A small house turns into a mound next to a villa, Marx wrote. The same thing happens when the world is globalized.




(THIS ARTICLE IS MACHINE TRANSLATED by Google from Norwegian)

[victoria, seychelles] It's time for complaints about the summer weather up north. Although Norwegian meteorologists in recent years have meant that summer is at least medium and often a little better, it is as if we can not quite believe it.

The only good thing seems to be a summer weather that is identical to what they have in the Mediterranean. We no longer compare with previous summers, but with the Greek, Spanish and Italian summers many of us are quite familiar with.

A really useful concept from development research is relative deprivation. It is based on the same type of insight as in Karl Marx's comparison between the small house and the big one. In short, it means that you get worse when those you compare yourself with get better. Common destiny gives common consolation, which is perhaps why the upstart is never very well seen.

When you know nothing better, you may be grateful, or at least happy, for what you have.

Galloping globalization has made the curse of comparison one of the world's largest social psychological neuroses. It's not new: The Filipino writer and freedom fighter José Rizal (1861-1896) described it as early as the 1880s: The protagonist in one of his novels had, as a youth, been full of awe over the Manila Botanical Gardens. But then he traveled to Europe where he got to see larger and more beautiful botanical gardens, and all at once it became small and shabby in Manila.

A couple of generations ago, there was nothing more annoying in some Norwegian communities than returning Americans. Some of them could barely open their mouths without drawing a disadvantageous comparison between the local and the American. Everything one had at home was in a much better version in Junaiten.

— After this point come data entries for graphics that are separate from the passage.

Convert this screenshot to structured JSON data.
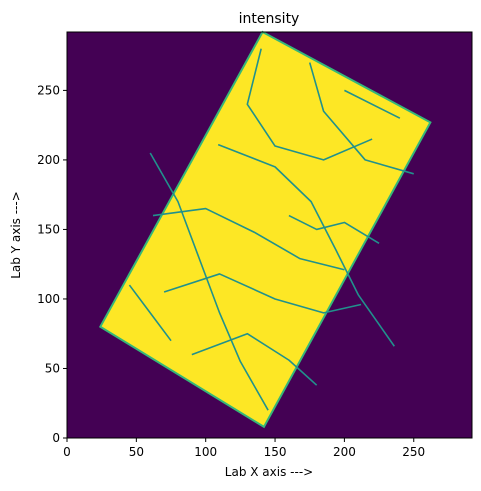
{
  "chart_data": {
    "type": "heatmap",
    "title": "intensity",
    "xlabel": "Lab X axis --->",
    "ylabel": "Lab Y axis --->",
    "xlim": [
      0,
      292
    ],
    "ylim": [
      0,
      292
    ],
    "x_ticks": [
      0,
      50,
      100,
      150,
      200,
      250
    ],
    "y_ticks": [
      0,
      50,
      100,
      150,
      200,
      250
    ],
    "colormap": "viridis",
    "background_color": "#440154",
    "foreground_color": "#fde725",
    "boundary_color": "#21918c",
    "sample_outline": [
      [
        141,
        292
      ],
      [
        262,
        227
      ],
      [
        142,
        8
      ],
      [
        24,
        80
      ]
    ],
    "grain_boundaries": [
      [
        [
          109,
          211
        ],
        [
          150,
          195
        ],
        [
          176,
          170
        ],
        [
          194,
          135
        ],
        [
          210,
          103
        ],
        [
          236,
          66
        ]
      ],
      [
        [
          62,
          160
        ],
        [
          100,
          165
        ],
        [
          135,
          148
        ],
        [
          168,
          129
        ],
        [
          200,
          121
        ]
      ],
      [
        [
          70,
          105
        ],
        [
          110,
          118
        ],
        [
          150,
          100
        ],
        [
          185,
          90
        ],
        [
          212,
          96
        ]
      ],
      [
        [
          90,
          60
        ],
        [
          130,
          75
        ],
        [
          160,
          56
        ],
        [
          180,
          38
        ]
      ],
      [
        [
          140,
          280
        ],
        [
          130,
          240
        ],
        [
          150,
          210
        ],
        [
          185,
          200
        ],
        [
          220,
          215
        ]
      ],
      [
        [
          175,
          270
        ],
        [
          185,
          235
        ],
        [
          215,
          200
        ],
        [
          250,
          190
        ]
      ],
      [
        [
          60,
          205
        ],
        [
          80,
          170
        ],
        [
          95,
          130
        ],
        [
          110,
          90
        ],
        [
          125,
          55
        ],
        [
          145,
          20
        ]
      ],
      [
        [
          160,
          160
        ],
        [
          180,
          150
        ],
        [
          200,
          155
        ],
        [
          225,
          140
        ]
      ],
      [
        [
          45,
          110
        ],
        [
          60,
          90
        ],
        [
          75,
          70
        ]
      ],
      [
        [
          200,
          250
        ],
        [
          240,
          230
        ]
      ]
    ]
  }
}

Now, the world has become full of returning Americans, and they don't even have to travel anywhere. The comparisons they draw create bitterness and frustration. Shortly after the television in India was liberalized so that all kinds of commercial TV channels became available, the incidence of armed robberies around the big cities increased dramatically. Indian social scientists explain the tendency of the crisis of expectations because youth now know all about what they cannot get. Most of the youths had lower middle class backgrounds, and they wished for brand jeans and stereos that the older siblings had not even heard of. Cousins ​​at Gjøvik can handle it slowly: MTV and the media-projected, globalized consumer culture are worse.

But sometimes the comparisons can turn to one's own advantage. In the Seychelles of the Indian Ocean, where I write these lines, Creoles, Indians and Chinese lived for generations without any idea that they were living in an earthly paradise. It had never occurred to them that the sandy beaches and the coral lagoons, the dramatic granite cliffs and the lush palm groves were particularly appealing.

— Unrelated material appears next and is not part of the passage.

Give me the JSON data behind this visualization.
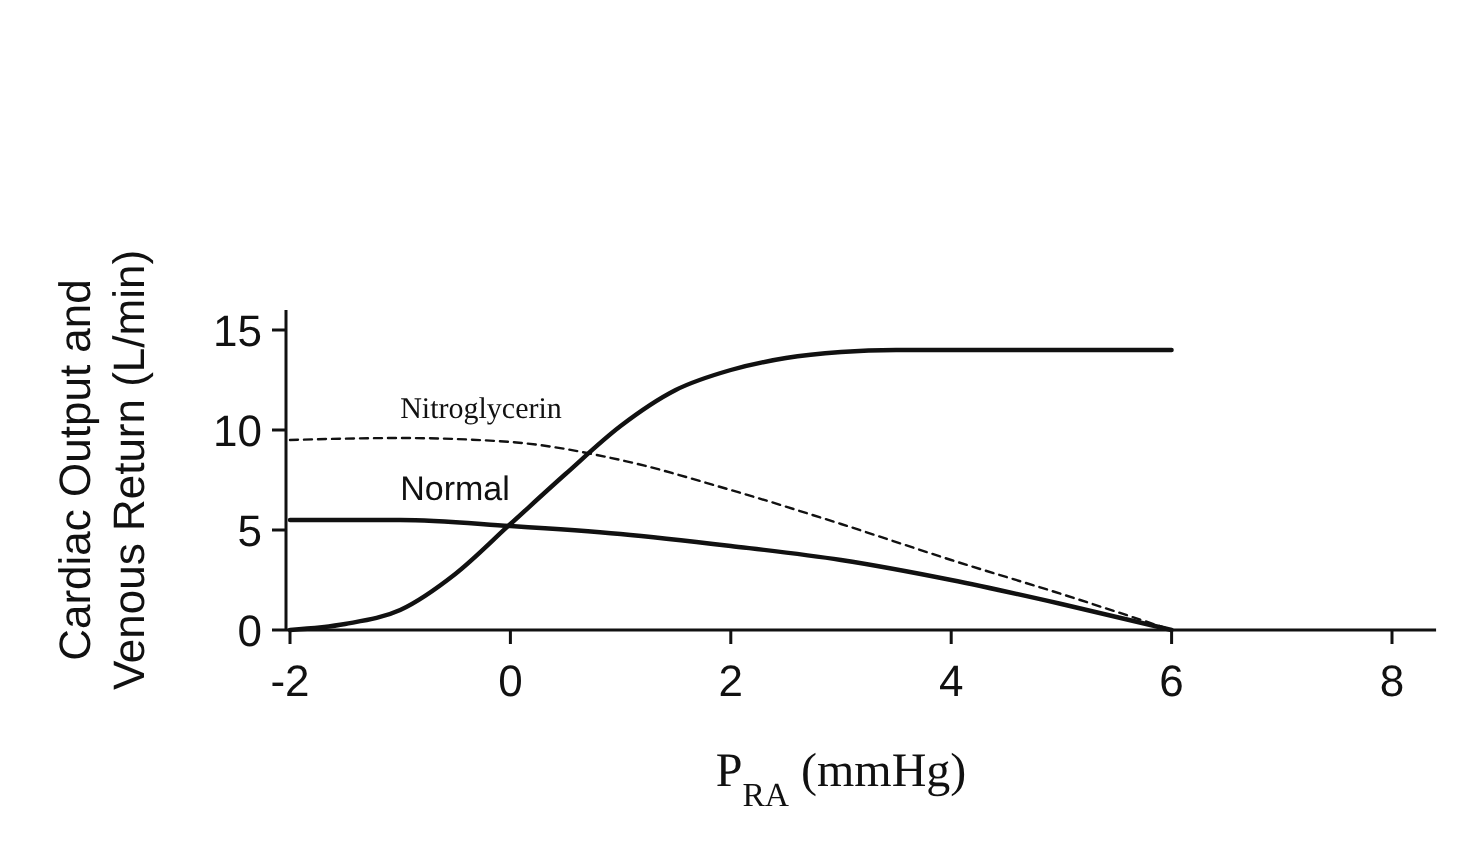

Now, for 30 years, the global tourism industry and a unified seychellois authority has marketed the islands as the most beautiful place on earth, spreading it to the smooth Jean and Jocelyne. When rich Europeans mean it, it must be true.

I think and take a big sip of Seybrew to replace the fluid loss. Taste it. Hmm. In itself a decent beer, but in no way can it be compared to an Urquell or, for that matter, a simple Carlsberg. Something so annoying!

Thomas Hylland Eriksen is professor of social anthropology at the University of Oslo and research leader at Cultural Complexity in New Norway (Culcom).